6. The method according to claim 5, characterized in that, After controlling the target node to reset and restart, the method further includes: Obtain the actual behavior characteristics of the target node after reset within the preset reset window; The reset dormancy deviation is determined based on the actual behavioral characteristics after reset and the behavioral fingerprint database. When the reset sleep deviation is greater than or equal to the preset risk threshold, the target node is controlled to be powered off for protection.

7. The method according to claim 6, characterized in that, The method further includes: When the reset hibernation deviation is less than the preset risk threshold, the hibernation behavior characteristics are updated according to the actual behavior characteristics after the reset.

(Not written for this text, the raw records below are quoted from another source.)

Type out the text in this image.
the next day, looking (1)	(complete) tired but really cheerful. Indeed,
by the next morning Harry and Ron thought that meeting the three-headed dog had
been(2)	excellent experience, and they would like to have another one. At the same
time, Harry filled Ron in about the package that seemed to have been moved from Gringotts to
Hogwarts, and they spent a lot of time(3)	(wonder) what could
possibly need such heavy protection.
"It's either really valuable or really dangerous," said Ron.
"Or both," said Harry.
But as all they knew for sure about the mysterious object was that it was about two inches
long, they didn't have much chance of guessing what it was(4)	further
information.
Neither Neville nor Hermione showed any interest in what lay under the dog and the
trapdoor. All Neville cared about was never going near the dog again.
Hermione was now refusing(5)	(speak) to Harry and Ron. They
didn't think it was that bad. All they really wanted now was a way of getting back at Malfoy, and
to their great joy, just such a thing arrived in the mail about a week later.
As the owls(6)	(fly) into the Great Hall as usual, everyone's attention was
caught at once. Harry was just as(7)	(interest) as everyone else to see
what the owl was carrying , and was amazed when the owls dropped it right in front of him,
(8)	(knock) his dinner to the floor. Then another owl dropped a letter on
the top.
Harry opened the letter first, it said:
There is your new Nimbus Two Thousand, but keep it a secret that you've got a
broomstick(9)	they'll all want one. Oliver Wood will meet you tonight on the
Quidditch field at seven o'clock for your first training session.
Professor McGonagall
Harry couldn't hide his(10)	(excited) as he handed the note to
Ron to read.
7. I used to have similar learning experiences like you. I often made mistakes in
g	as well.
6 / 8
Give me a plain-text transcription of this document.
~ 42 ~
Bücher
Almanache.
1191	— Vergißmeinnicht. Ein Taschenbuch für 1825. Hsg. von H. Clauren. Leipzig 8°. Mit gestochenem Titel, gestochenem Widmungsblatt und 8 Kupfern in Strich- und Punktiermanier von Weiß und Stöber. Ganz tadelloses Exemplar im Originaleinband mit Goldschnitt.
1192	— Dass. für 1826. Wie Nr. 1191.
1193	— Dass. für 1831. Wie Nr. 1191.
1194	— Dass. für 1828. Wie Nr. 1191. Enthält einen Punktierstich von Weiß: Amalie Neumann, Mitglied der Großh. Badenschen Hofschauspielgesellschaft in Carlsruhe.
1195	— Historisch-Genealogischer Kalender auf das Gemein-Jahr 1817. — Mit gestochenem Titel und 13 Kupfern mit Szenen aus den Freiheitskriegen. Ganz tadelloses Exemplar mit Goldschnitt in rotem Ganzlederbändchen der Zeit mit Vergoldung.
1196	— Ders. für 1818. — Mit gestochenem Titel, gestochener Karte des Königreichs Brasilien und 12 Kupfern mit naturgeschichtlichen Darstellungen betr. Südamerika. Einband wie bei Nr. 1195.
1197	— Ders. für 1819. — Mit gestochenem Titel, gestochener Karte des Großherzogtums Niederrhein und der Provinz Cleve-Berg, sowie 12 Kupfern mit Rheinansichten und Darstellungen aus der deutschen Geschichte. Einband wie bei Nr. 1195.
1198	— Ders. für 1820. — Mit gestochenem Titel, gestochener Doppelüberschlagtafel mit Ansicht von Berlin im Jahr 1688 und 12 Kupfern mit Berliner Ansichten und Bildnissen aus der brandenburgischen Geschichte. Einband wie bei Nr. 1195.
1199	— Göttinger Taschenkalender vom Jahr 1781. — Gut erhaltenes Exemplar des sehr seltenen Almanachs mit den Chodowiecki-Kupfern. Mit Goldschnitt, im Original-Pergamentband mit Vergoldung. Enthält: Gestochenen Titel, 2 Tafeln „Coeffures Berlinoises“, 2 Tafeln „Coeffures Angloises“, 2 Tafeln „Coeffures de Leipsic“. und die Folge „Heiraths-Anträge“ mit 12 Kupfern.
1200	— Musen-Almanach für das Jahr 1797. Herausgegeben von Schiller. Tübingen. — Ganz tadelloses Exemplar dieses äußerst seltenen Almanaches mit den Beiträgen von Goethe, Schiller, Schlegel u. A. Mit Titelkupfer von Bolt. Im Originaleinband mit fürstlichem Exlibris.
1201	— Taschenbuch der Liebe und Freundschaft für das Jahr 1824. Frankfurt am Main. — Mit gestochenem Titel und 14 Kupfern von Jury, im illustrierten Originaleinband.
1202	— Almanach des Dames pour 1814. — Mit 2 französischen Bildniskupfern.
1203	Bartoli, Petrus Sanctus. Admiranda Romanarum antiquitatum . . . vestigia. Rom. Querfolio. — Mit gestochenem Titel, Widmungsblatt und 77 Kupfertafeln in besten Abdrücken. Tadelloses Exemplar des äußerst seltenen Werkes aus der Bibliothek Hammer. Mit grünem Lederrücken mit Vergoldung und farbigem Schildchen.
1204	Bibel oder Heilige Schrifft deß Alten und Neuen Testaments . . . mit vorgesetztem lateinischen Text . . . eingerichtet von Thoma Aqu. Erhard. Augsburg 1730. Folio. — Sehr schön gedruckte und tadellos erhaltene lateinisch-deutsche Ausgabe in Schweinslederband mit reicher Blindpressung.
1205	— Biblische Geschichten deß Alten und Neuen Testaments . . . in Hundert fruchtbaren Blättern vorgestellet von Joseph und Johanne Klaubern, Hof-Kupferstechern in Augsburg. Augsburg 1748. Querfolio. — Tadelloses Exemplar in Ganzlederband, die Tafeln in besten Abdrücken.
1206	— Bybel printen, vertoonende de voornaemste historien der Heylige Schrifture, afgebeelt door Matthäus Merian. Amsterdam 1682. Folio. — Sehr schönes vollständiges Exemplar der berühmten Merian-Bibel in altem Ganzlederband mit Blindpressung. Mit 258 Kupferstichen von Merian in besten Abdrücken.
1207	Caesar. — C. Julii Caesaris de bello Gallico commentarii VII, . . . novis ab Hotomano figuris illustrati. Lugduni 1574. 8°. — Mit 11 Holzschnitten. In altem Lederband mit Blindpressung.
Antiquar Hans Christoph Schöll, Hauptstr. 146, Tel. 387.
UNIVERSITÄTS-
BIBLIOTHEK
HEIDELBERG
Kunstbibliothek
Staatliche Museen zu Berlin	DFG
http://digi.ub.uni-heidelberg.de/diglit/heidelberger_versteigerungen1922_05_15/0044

8. A vehicle control device, characterized in that, include: The acquisition module is used to acquire the actual behavior characteristics of the target node in the vehicle during the current standby cycle after the vehicle is powered off. The actual behavior characteristics include at least the non-sleep duration of the target node from the moment of power-off. The determination module is used to determine the sleep deviation degree based on the actual behavioral characteristics and the behavioral fingerprint database of the target node, wherein the behavioral fingerprint database includes the sleep behavior characteristics of the target node in the standby period when it is in a normal state. The control module is used to pre-process the target node when the hibernation deviation reaches a preset risk threshold, so that the target node can successfully enter a hibernation state before the anomaly occurs.

9. An electronic device, characterized in that, Including processor and memory, among which Memory, used to store computer programs; A processor for executing a program stored in memory to implement the method described in any one of claims 1-7.

10. A vehicle, characterized in that, It includes the electronic device as described in claim 9.